The CoIP® Overlay builds a virtual network to serve application traffic. This virtual network is decoupled from the physical network, and can use a separate IP space from the physical network or can be configured to use the same IP space as the physical network. It enables applications to connect across any physical network boundary, such as an organizational perimeter, a VLAN boundary, or a firewall, without connecting the networks together with a VPN. It supports any TCP, UDP, or ICMP application, and is the fundamental technology driving the CoIP Access ZTNA.
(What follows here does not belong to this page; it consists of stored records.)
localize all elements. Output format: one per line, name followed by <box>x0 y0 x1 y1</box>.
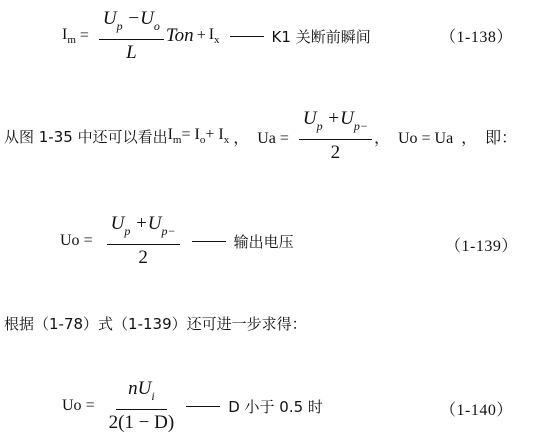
p1-ua: ， Ua = <box>229 125 293 148</box>
eq138-numerator: Up −Uo <box>99 8 164 40</box>
equation-1-140: Uo = nUi 2(1 − D) D 小于 0.5 时 <box>62 378 323 434</box>
p1-ix: + Ix <box>205 126 229 146</box>
em-dash <box>230 36 264 37</box>
equation-1-138: Im = Up −Uo L Ton + Ix K1 关断前瞬间 <box>62 8 371 64</box>
eq139-numerator: Up +Up− <box>107 213 180 245</box>
em-dash <box>192 241 226 242</box>
eq139-fraction: Up +Up− 2 <box>107 213 180 269</box>
eq138-note: K1 关断前瞬间 <box>272 26 371 47</box>
eq138-denominator: L <box>126 40 137 64</box>
eq138-lhs: Im <box>62 26 76 46</box>
p1-prefix: 从图 1-35 中还可以看出 <box>4 126 168 147</box>
paragraph-2: 根据（1-78）式（1-139）还可进一步求得： <box>4 313 307 334</box>
eq139-number: （1-139） <box>445 233 518 256</box>
eq138-equals: = <box>80 27 89 45</box>
p1-numerator: Up +Up− <box>299 108 372 140</box>
paragraph-1: 从图 1-35 中还可以看出 Im = Io + Ix ， Ua = Up +U… <box>4 108 517 164</box>
eq140-numerator: nUi <box>116 378 167 410</box>
p1-io: = Io <box>181 126 205 146</box>
eq139-lhs: Uo <box>60 232 80 250</box>
p1-im: Im <box>168 126 182 146</box>
eq140-number: （1-140） <box>440 397 513 420</box>
eq140-equals: = <box>86 397 95 415</box>
eq138-ix: Ix <box>209 26 220 46</box>
eq139-equals: = <box>84 232 93 250</box>
p1-suffix: ， Uo = Ua ， 即： <box>374 125 517 148</box>
p1-fraction: Up +Up− 2 <box>299 108 372 164</box>
equation-1-139: Uo = Up +Up− 2 输出电压 <box>60 213 294 269</box>
em-dash <box>186 406 220 407</box>
eq138-plus: + <box>197 27 206 45</box>
p1-denominator: 2 <box>331 140 341 164</box>
eq138-ton: Ton <box>166 25 194 47</box>
eq138-number: （1-138） <box>440 24 513 47</box>
eq140-denominator: 2(1 − D) <box>109 410 175 434</box>
eq140-note: D 小于 0.5 时 <box>228 396 323 417</box>
eq139-note: 输出电压 <box>234 231 294 252</box>
eq140-fraction: nUi 2(1 − D) <box>109 378 175 434</box>
eq138-fraction: Up −Uo L <box>99 8 164 64</box>
eq139-denominator: 2 <box>138 245 148 269</box>
eq140-lhs: Uo <box>62 397 82 415</box>
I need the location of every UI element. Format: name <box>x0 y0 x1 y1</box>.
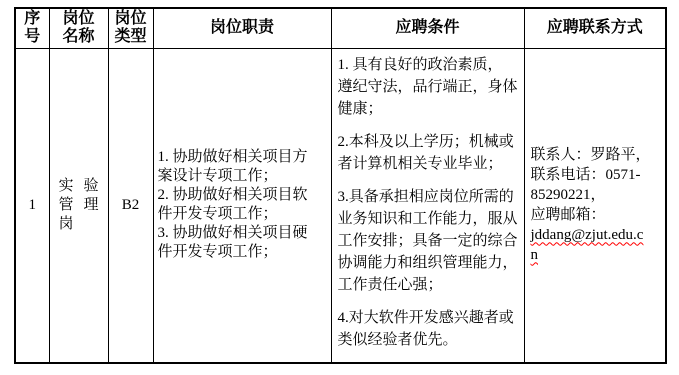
column-header-contact: 应聘联系方式 <box>524 8 666 48</box>
text-line: 2. 协助做好相关项目软 <box>158 186 327 205</box>
document-page: 序号岗位名称岗位类型岗位职责应聘条件应聘联系方式 1 实验管理岗 B2 1. 协… <box>0 0 679 375</box>
text-line: 协调能力和组织管理能力， <box>338 252 518 274</box>
paragraph: 2.本科及以上学历；机械或者计算机相关专业毕业； <box>338 131 518 175</box>
text-line: 遵纪守法，品行端正，身体 <box>338 76 518 98</box>
cell-conditions: 1. 具有良好的政治素质，遵纪守法，品行端正，身体健康；2.本科及以上学历；机械… <box>331 48 524 363</box>
paragraph: 1. 具有良好的政治素质，遵纪守法，品行端正，身体健康； <box>338 54 518 120</box>
paragraph: 3.具备承担相应岗位所需的业务知识和工作能力，服从工作安排；具备一定的综合协调能… <box>338 186 518 296</box>
text-line: 类似经验者优先。 <box>338 329 518 351</box>
column-header-position-type: 岗位类型 <box>108 8 153 48</box>
text-line: 名称 <box>50 28 108 46</box>
paragraph: 4.对大软件开发感兴趣者或类似经验者优先。 <box>338 307 518 351</box>
table-row: 1 实验管理岗 B2 1. 协助做好相关项目方案设计专项工作；2. 协助做好相关… <box>15 48 666 363</box>
contact-info: 联系人：罗路平，联系电话：0571-85290221，应聘邮箱： jddang@… <box>531 145 660 265</box>
paragraph: 1. 协助做好相关项目方案设计专项工作； <box>158 148 327 186</box>
text-line: 岗 <box>59 215 99 234</box>
text-line: 岗位 <box>109 10 153 28</box>
contact-lines: 联系人：罗路平，联系电话：0571-85290221，应聘邮箱： <box>531 145 660 225</box>
column-header-conditions: 应聘条件 <box>331 8 524 48</box>
paragraph: 2. 协助做好相关项目软件开发专项工作； <box>158 186 327 224</box>
text-line: 健康； <box>338 98 518 120</box>
text-line: 1. 具有良好的政治素质， <box>338 54 518 76</box>
conditions-list: 1. 具有良好的政治素质，遵纪守法，品行端正，身体健康；2.本科及以上学历；机械… <box>338 54 518 351</box>
text-line: 管理 <box>59 196 99 215</box>
recruitment-table: 序号岗位名称岗位类型岗位职责应聘条件应聘联系方式 1 实验管理岗 B2 1. 协… <box>14 7 667 364</box>
text-line: 应聘联系方式 <box>525 19 666 37</box>
text-line: 工作责任心强； <box>338 274 518 296</box>
column-header-serial: 序号 <box>15 8 49 48</box>
position-type: B2 <box>122 197 140 213</box>
text-line: 者计算机相关专业毕业； <box>338 153 518 175</box>
header-row: 序号岗位名称岗位类型岗位职责应聘条件应聘联系方式 <box>15 8 666 48</box>
text-line: 联系人：罗路平， <box>531 145 660 165</box>
text-line: 85290221， <box>531 185 660 205</box>
text-line: 岗位职责 <box>154 19 331 37</box>
column-header-duties: 岗位职责 <box>153 8 331 48</box>
cell-contact: 联系人：罗路平，联系电话：0571-85290221，应聘邮箱： jddang@… <box>524 48 666 363</box>
text-line: 2.本科及以上学历；机械或 <box>338 131 518 153</box>
text-line: 岗位 <box>50 10 108 28</box>
text-line: 应聘邮箱： <box>531 205 660 225</box>
text-line: 案设计专项工作； <box>158 167 327 186</box>
paragraph: 3. 协助做好相关项目硬件开发专项工作； <box>158 224 327 262</box>
text-line: 联系电话：0571- <box>531 165 660 185</box>
text-line: 件开发专项工作； <box>158 205 327 224</box>
text-line: 3.具备承担相应岗位所需的 <box>338 186 518 208</box>
cell-duties: 1. 协助做好相关项目方案设计专项工作；2. 协助做好相关项目软件开发专项工作；… <box>153 48 331 363</box>
text-line: 应聘条件 <box>332 19 524 37</box>
position-name: 实验管理岗 <box>59 177 99 234</box>
column-header-position-name: 岗位名称 <box>49 8 108 48</box>
text-line: 件开发专项工作； <box>158 243 327 262</box>
text-line: 3. 协助做好相关项目硬 <box>158 224 327 243</box>
duties-list: 1. 协助做好相关项目方案设计专项工作；2. 协助做好相关项目软件开发专项工作；… <box>158 148 327 262</box>
cell-serial-number: 1 <box>15 48 49 363</box>
text-line: 业务知识和工作能力，服从 <box>338 208 518 230</box>
serial-number: 1 <box>29 197 37 213</box>
text-line: 号 <box>16 28 49 46</box>
text-line: 类型 <box>109 28 153 46</box>
text-line: 4.对大软件开发感兴趣者或 <box>338 307 518 329</box>
text-line: 实验 <box>59 177 99 196</box>
text-line: 工作安排；具备一定的综合 <box>338 230 518 252</box>
text-line: 1. 协助做好相关项目方 <box>158 148 327 167</box>
text-line: 序 <box>16 10 49 28</box>
email-address: jddang@zjut.edu.cn <box>531 225 647 265</box>
cell-position-type: B2 <box>108 48 153 363</box>
cell-position-name: 实验管理岗 <box>49 48 108 363</box>
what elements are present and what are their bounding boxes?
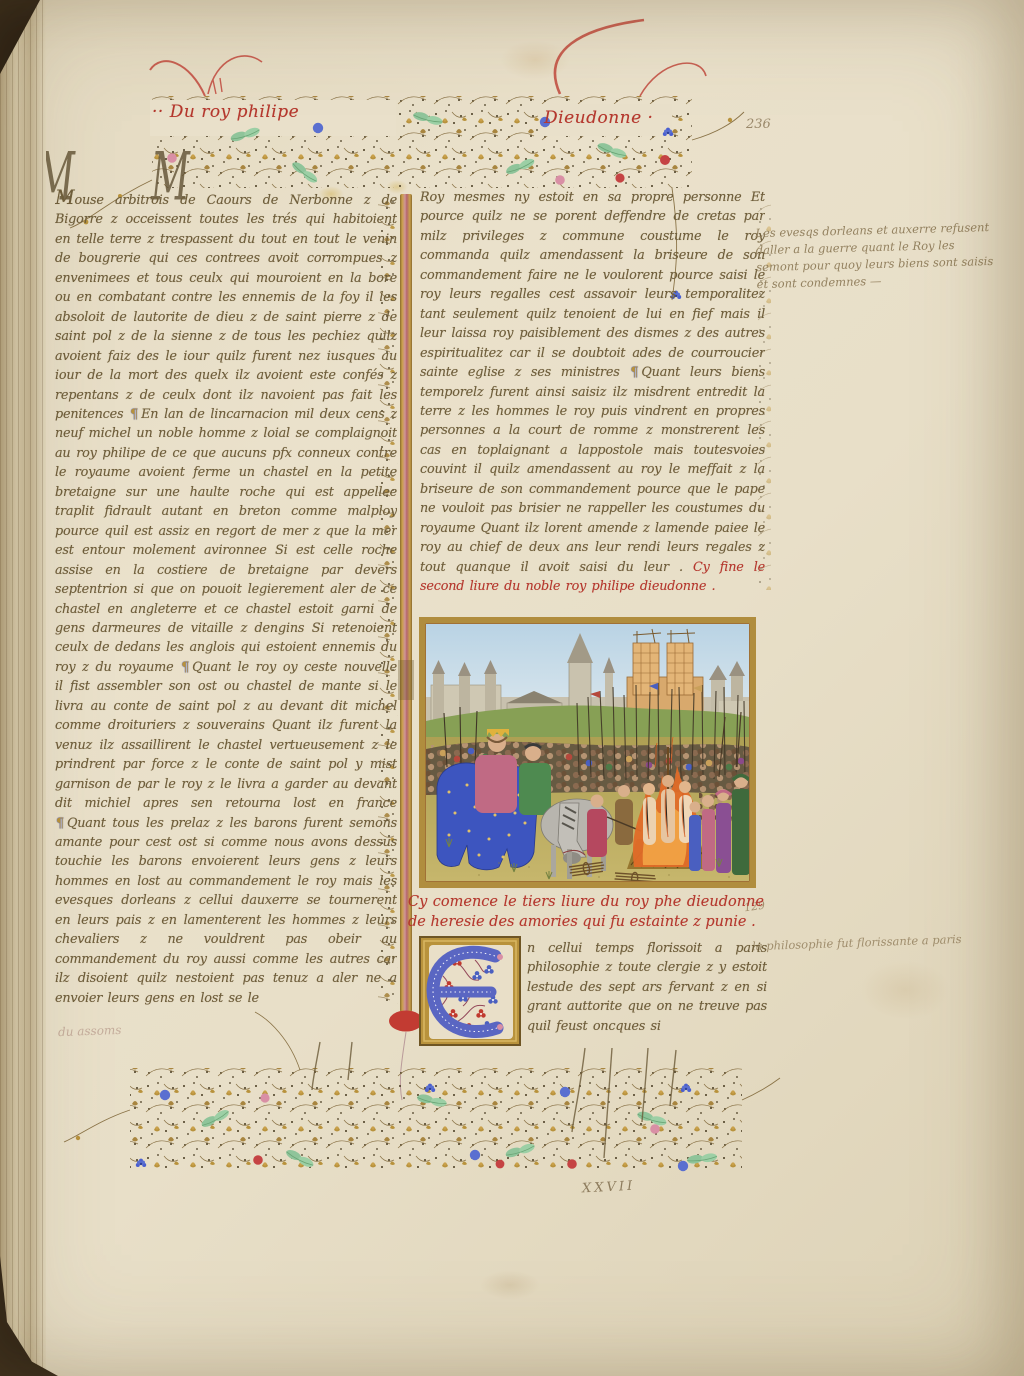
incipit-text: n cellui temps florissoit a paris philos…: [527, 939, 767, 1049]
quire-mark: XXVII: [582, 1179, 636, 1197]
red-pen-flourishes: [150, 20, 706, 96]
header-rubric-left: ·· Du roy philipe: [152, 102, 402, 122]
header-rubric-right: Dieudonne ·: [544, 108, 684, 128]
attendant-green: [519, 763, 551, 815]
book-gutter-edge: [0, 0, 46, 1376]
miniature-burning-scene: [419, 617, 756, 888]
margin-note-faded: du assoms: [58, 1023, 122, 1039]
illuminated-initial-e: [419, 936, 521, 1046]
incipit-rubric: Cy comence le tiers liure du roy phe die…: [408, 892, 764, 932]
right-text-column: Roy mesmes ny estoit en sa propre person…: [420, 188, 765, 618]
margin-note-bishops: Les evesqs dorleans et auxerre refusent …: [755, 219, 997, 293]
manuscript-page: ·· Du roy philipe Dieudonne · 236 M M Mo…: [0, 0, 1024, 1376]
left-text-column: Mouse arbitrois de Caours de Nerbonne z …: [55, 188, 397, 1044]
right-column-body: Roy mesmes ny estoit en sa propre person…: [420, 190, 765, 575]
king-robe: [475, 755, 517, 813]
folio-number: 236: [746, 117, 771, 132]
Benefits of the CoIP Overlay
The CoIP Overlay provides numerous security and operational benefits, including:
Makes the use of VPN for remote application connectivity optional, allowing different network domains to remain disconnected for better security
Supports simultaneous access to applications or resources in different network domains
Builds dynamic connectivity as allowed by policy – no static connectivity that can be abused
Moving valid application traffic to an overlay allows administrators to block traffic on the physical network (e.g. exposed ports used for RDP or Powershell)
The CoIP Overlay can optionally be used with existing PKI infrastructure, enabling existing network security devices such as firewalls to continue to inspect overlay traffic.
Types of Overlay Connections
CoIP WAN connections are built between endpoints in different network domains, that do not have a physical routing path between them. A CoIP WAN connection transits through the ZNS data services layer, encrypted in TLS 1.3 tunnels for security.
CoIP LAN connections are built between endpoints in the same network domain, where the two devices have a physical routing path between them. CoIP LAN connections use port TCP 9797 by default, and may optionally use TLS 1.3 to encrypt tunnels.
The benefit of using CoIP LAN over direct, point-to-point routes is that it enables applications such as RDP to run normally, even though TCP port 3389 has been blocked by an Application Chamber. This is a required step for any solution to achieve the "default deny" model for Zero Trust security.
The CoIP Overlay works by assigning each endpoint a new address in an overlay address space, which can be used by applications to reach remote applications. The overlay address space consists of the full 2^32 range, although it is generally a good practice to choose blocks from the RFC1918 space, to avoid overlaying publicly routable IPs.
The overlay space may also overlap the existing physical network, meaning that overlay connectivity can be added without adjusting IP addressing for existing applications.